Perché parlo di questo “dato”, peraltro scontato? Non nutro la pretesa di fare un trattato di storia del cristianesimo. Ma vorrei capire una incertezza che sorge sempre quando ci si avvicina, anche oggi, al cristianesimo. Qualcuno – cattolico e non – accetta la fatica di andare alle radici e cerca di arrivare fino al Vangelo. Qualcuno – cattolico e non – si ferma prima e guarda a qualcuna delle tante realtà che al Vangelo si riferiscono. E in nome di quelle realtà giudica il cristianesimo. È ovvio che quando chi giudica il cristianesimo non è cristiano è portato più facilmente a fermarsi prima del Vangelo. Capisce una istituzione ecclesiastica, capisce un po’ di meno un uomo che è anche Dio, che muore, che risorge.

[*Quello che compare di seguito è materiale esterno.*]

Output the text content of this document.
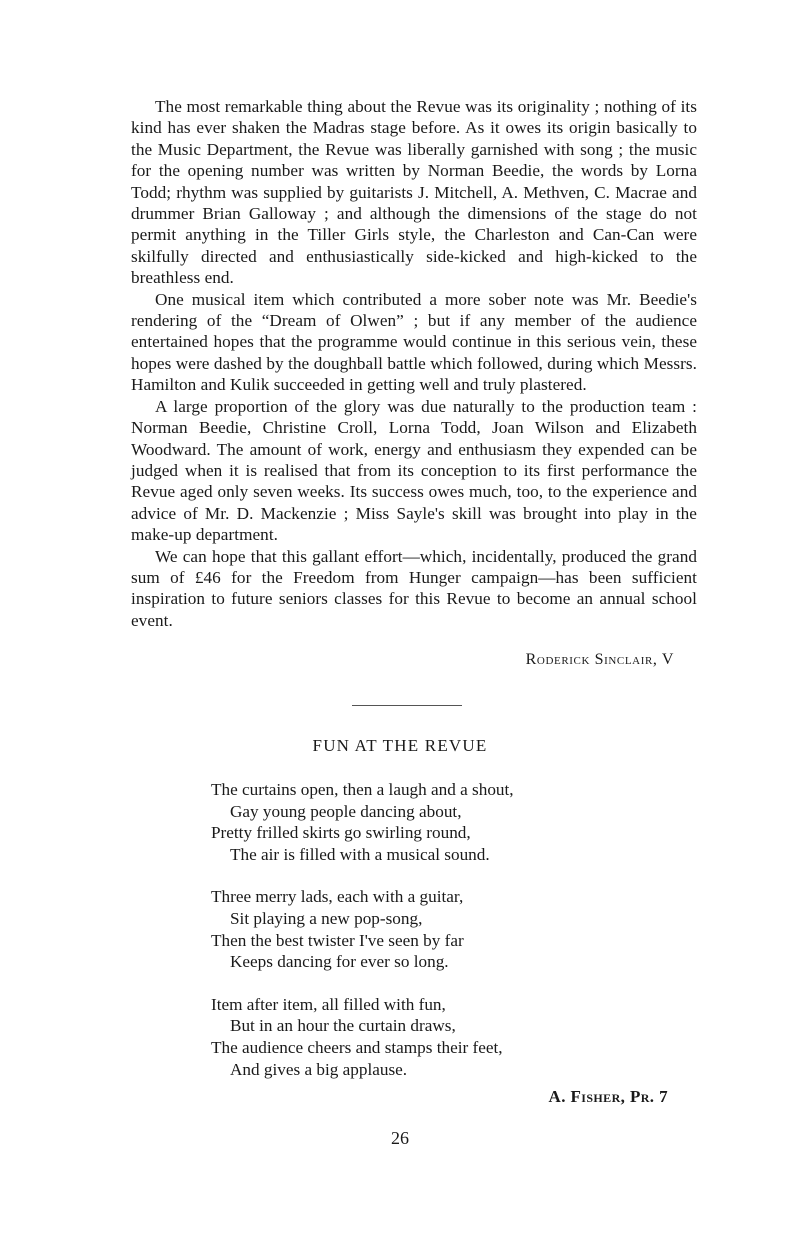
The most remarkable thing about the Revue was its originality ; nothing of its kind has ever shaken the Madras stage before. As it owes its origin basically to the Music Department, the Revue was liberally garnished with song ; the music for the opening number was written by Norman Beedie, the words by Lorna Todd; rhythm was supplied by guitarists J. Mitchell, A. Methven, C. Macrae and drummer Brian Galloway ; and although the dimensions of the stage do not permit anything in the Tiller Girls style, the Charleston and Can-Can were skilfully directed and enthusiastically side-kicked and high-kicked to the breathless end.

One musical item which contributed a more sober note was Mr. Beedie's rendering of the “Dream of Olwen” ; but if any member of the audience entertained hopes that the programme would continue in this serious vein, these hopes were dashed by the doughball battle which followed, during which Messrs. Hamilton and Kulik succeeded in getting well and truly plastered.

A large proportion of the glory was due naturally to the production team : Norman Beedie, Christine Croll, Lorna Todd, Joan Wilson and Elizabeth Woodward. The amount of work, energy and enthusiasm they expended can be judged when it is realised that from its conception to its first performance the Revue aged only seven weeks. Its success owes much, too, to the experience and advice of Mr. D. Mackenzie ; Miss Sayle's skill was brought into play in the make-up department.

We can hope that this gallant effort—which, incidentally, produced the grand sum of £46 for the Freedom from Hunger campaign—has been sufficient inspiration to future seniors classes for this Revue to become an annual school event.

Roderick Sinclair, V
FUN AT THE REVUE
The curtains open, then a laugh and a shout,
Gay young people dancing about,
Pretty frilled skirts go swirling round,
The air is filled with a musical sound.
Three merry lads, each with a guitar,
Sit playing a new pop-song,
Then the best twister I've seen by far
Keeps dancing for ever so long.
Item after item, all filled with fun,
But in an hour the curtain draws,
The audience cheers and stamps their feet,
And gives a big applause.
A. Fisher, Pr. 7
26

Questo spiega un fenomeno, molto moderno e, per certi versi, molto italiano. Sono i cosiddetti “atei devoti” o “laici devoti”. Non credono o sono agnostici, ma vedono bene il ruolo che la Chiesa può esercitare come “volano stabilizzatore” con le sue istituzioni e la sua rete di parrocchie, di oratori, di gruppi. Sono ammiratori di Papa Ratzinger, per l’enfasi culturale del Papa tedesco. Ammirano molto meno Papa Francesco per la patina di radicalismo evangelico di Papa Bergoglio. Gli atei devoti, dunque, non vanno, generalmente, fino al Vangelo. Si fermano prima.

Ma, proprio per questo, nasce un bel problema che interessa loro, gli atei devoti, ma interessa, e parecchio, i credenti. Si potrebbe riassumere con due domande. La Chiesa serve ai laici devoti? Sì, molto. I laici devoti servono alla Chiesa? No.

Potremmo cercare di giustificare un paradosso del genere con un altro paradosso. Se tutte le istituzioni “cristiane” crollassero, ma restasse il Vangelo, la Chiesa avrebbe ancora senso? Sì. Se, al contrario, il Vangelo sparisse e restassero le istituzioni ecclesiastiche, la Chiesa avrebbe ancora senso? No.

Sicché i rapporti fra credenti e laici si giustificano con tanti motivi, storici, sociali, culturali… Ma, alla fine, resta inevitabile, quella distonia. Credere al Vangelo non è lo stesso che non credere. Elementare, Watson. Elementare ma, mi sembra, spesso dimenticato.